Das Altersvorsorgedepot soll das deutsche Rentensystem entlasten und die Aktienkultur fördern. Kern ist die private Vorsorge über Fonds oder ETFs, staatlich gefördert mit Zulagen und Steuervorteilen. Anders als die Riester-Rente sind unterschiedliche Garantiemodelle möglich, bis hin zu vollständigem Rendite- und Verlustrisiko.

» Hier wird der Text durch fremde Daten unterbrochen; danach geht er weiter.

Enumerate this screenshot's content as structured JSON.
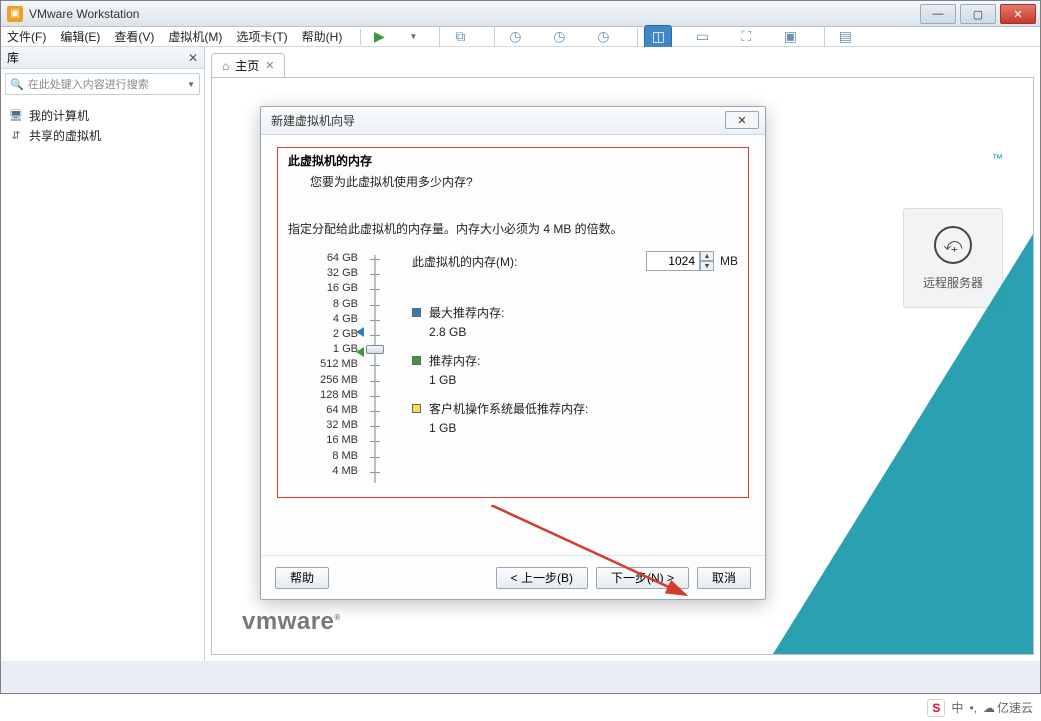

Experte Olaf Stotz lobt die Renditechancen, kritisiert aber Komplexität und mangelnde soziale Gerechtigkeit. Das System begünstige Besserverdiener, zudem seien die Kosten von bis zu einem Prozent pro Jahr zu hoch. Modellrechnungen zeigen, dass selbst gedeckelte Gebühren staatliche Förderung langfristig aufzehren können. Viele Sparer seien überfordert und anfällig für Falschberatung.
Kritiker sehen das Depot als kleinen Baustein, nicht als große Lösung für die Rentenkrise. Eine echte Verbesserung könne erst eine umfassende Rentenreform bringen.